I then wrote an article about describing my proposal in the Japanese-language Asahi Journal -法と経済 at the end of January, 2014. This followed upon my October, 2013 article on the same topic in the Wall Street Journal. I later wrote two other articles like this in the same magazine over the following year or so (here is one of them, and here is another), deepening my recommendations regarding the principles and practices that should be in Japan’s governance code.
Subsequently, I was asked to make a formal presentation of my ideas to the LDP’s growth strategy committee (the Japan Economic Revival Headquarters), and did so on February 7th, 2014. Here are the materials I used to make my my presentation , and here are the most important first two pages translated into English. ) Members of the press (e.g., the Wall Street Journal) and the Financial Services Agency (FSA) were present.
Before and after my formal presentation, I advised key LDP members on how to go about creating a code: how to plan for a balanced makeup of the panel, the types of people who should be on it, and general conditions the code should meet. Mr Shiozaki met with the senior official at the FSA and the JPX (Tokyo Stock Exchange) to ask them to consider the concept. Most of my advice was followed simply because it made sense and was based on examples in other countries. Most importantly, the June 2014 growth strategy included my recommendations that the code should follow OECD principles, and should be such that it will be well-regarded by foreign investors; and that there should be a deadline set for the promulgation of the code. (The deadline was set at one year from June 2014.)
In July, I immediately made contact with the FSA person who had just been assigned to be in charge of the corporate governance code drafting process and communicated to him: a) my advice on the strategy to follow so as to enable the new code to be as highly regarded as possible abroad, while recognizing certain political realities here; and b) given that strategy, a memo containing the most important provisions that I thought should be in the code in order that it have the greatest possible positive impact on corporate governance in Japan. (Of course, the Code became a reality in June not just because of my input, but thanks to the fine efforts of many others over many years. See below.)
Among many other practices that I proposed which were ultimately reflected in the Code, I think two of the most important were the practice of self-evaluation by the board, and the concept that diversity be considered in order to make boards more effective. These were both included in paragraph 15 of my memo to the FSA, which read:
“15. Board evaluation: The nomination committee should undertake a formal and rigorous annual evaluation of the board’s performance and that of its committees and individual directors including the CEO, taking into account survey results, input from the executive session of outside board members, and other inputs. Evaluation of the board should consider the balance of skills, experience, independence and knowledge of the company on the board, its diversity, including gender, how the board works together as a unit, and other factors relevant to its effectiveness. The nomination committee should make a formal report to the board. The lead independent director, the nomination committee, and the board should act on the results of the performance evaluation by recognizing the strengths and addressing the weaknesses of the board and, where appropriate, proposing changes in board or committee practice, and/or proposing new members to be appointed to the board or seeking the resignation of directors. Individual evaluation should aim to show whether each director continues to contribute effectively and to demonstrate commitment to the role (including commitment of time for board and committee meetings and any other duties).”
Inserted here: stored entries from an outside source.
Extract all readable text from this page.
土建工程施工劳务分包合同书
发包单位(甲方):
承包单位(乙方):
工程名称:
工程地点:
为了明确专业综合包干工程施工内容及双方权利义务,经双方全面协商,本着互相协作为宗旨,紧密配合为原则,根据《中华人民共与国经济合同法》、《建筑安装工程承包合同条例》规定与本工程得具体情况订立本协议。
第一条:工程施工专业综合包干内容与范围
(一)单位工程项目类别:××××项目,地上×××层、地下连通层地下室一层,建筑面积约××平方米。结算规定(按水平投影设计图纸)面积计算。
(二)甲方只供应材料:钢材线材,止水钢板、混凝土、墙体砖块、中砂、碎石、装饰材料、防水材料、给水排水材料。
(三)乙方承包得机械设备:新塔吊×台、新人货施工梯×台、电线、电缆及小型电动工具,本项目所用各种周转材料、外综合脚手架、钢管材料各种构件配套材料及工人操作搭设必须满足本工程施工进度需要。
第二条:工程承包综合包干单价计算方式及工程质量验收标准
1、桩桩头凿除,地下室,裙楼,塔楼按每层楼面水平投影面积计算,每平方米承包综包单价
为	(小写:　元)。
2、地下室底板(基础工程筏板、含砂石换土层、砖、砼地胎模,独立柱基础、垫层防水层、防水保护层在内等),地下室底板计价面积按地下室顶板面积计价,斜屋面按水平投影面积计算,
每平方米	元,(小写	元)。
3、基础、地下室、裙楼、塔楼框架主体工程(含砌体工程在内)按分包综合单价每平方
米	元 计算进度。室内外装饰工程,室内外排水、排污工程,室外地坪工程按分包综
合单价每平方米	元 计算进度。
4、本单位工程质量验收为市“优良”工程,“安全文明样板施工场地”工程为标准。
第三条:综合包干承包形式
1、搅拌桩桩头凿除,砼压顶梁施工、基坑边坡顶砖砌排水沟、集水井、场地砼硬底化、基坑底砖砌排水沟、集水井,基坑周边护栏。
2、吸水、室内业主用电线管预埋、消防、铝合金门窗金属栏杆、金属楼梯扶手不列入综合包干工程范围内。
Based on my own experience and that of other boards around the world, I thought that diversity – especially gender and nationality diversity, in the case of Japan – should be considered as an element that can increase the effectiveness of board. By including this concept as a matter to be considered on an annual basis in the self-evaluation, I wished to force Japanese companies’ boards to consider and explain (each year) why they were not nominating more women and foreigners, or persons with necessary skills and different backgrounds, to their boards.
Also in July, out of the blue I was asked by the the Nikkei Newspaper to submit an article in its famous “Economics Classroom” (half-page) column, about the key points that should be in the governance code.
Behind the scenes, until the Code’s finalization, I then “lobbied” and/or supported certain of the members of the council of experts for the Code, and members of the FSA itself, regarding what I considered to be key provisions that should be included.
As you can see, many of my ideas were incorporated into the new governance code, but some important recommendations were not. For example, the new code does not clearly set up a recommended framework for independent committees whereby independent directors can fulfill their full potential, and does not require disclosure of post-retirement compensation paid to former directors (e.g., sodanyaku and komon). Here is a marked version of my original memo to the FSA, showing the items that I think the next revision of the Code should include, as of the present time (March, 2015). There are other items of course; this only shows the items that were not covered at all, or not sufficiently, by the first draft of the Code.
For the record, none of my advice in any of these forums was done in the name of any organization. I made my recommendations on an entirely personal, individual basis. The Code, of course, came about because of the efforts of many people to improve corporate governance in Japan, over many years. Among many others that would become a much longer list, the work of the following groups and persons should be given great credit: the Secretariat and investor members of the Asian Corporate Governance Association, CG-net, Toshi Oguchi of Governance for Owners, Kazuhiko Toyama of IGPI, Yoshihiko Miyauchi of ORIX, Scott Callon of Ichigo Asset Management, Charles Lake at AFLAC, the Council of Institutional Investors, the ICGN, and the American Chamber of Commerce in Japan. Most of all, the hands-on leaders and policymakers who made it happen, – especially, lead dietman Yasuhisa Shiozaki and Masahiko Shibayama of the LDP, and Motoyuki Yufu of the FSA (and the entire FSA team) – should be highly commended. In addition, as is well known, the Ito report was published in August of 2014.
[Addendum as of early 2025] On a personal basis, I must admit to feeling a bit troubled that none of the aforementioned background, – including my discussions and proposals to Mr. Shiozaki and the FSA, and the inclusion of “diversity” – , have ever been mentioned in the media over the past ten years. Personally, I think it is an interesting story, and particularly relevant in the sense that Corporate Governance Code came about precisely because of diversity: collaboration between a foreigner who was an experienced outside director, and a visionary parliamentarian who had attended Harvard’s Kennedy School and originally hailed from the BOJ. Unfortunately, it is my sense that to many people in Japan, this is not something to “celebrate” as an example of diversity in action. Rather, many persons (and the media) still want to attach a well-known Japanese male face or institution to leadership in policy-making to help Japan in the future, despite the facts. Ten years after I wrote the above post, I feel that many persons in both companies and the media, still do not appreciate the true usefulness of diversity, and how it should be viewed as something we use to be more effective, and not just because there is a Code principle about it.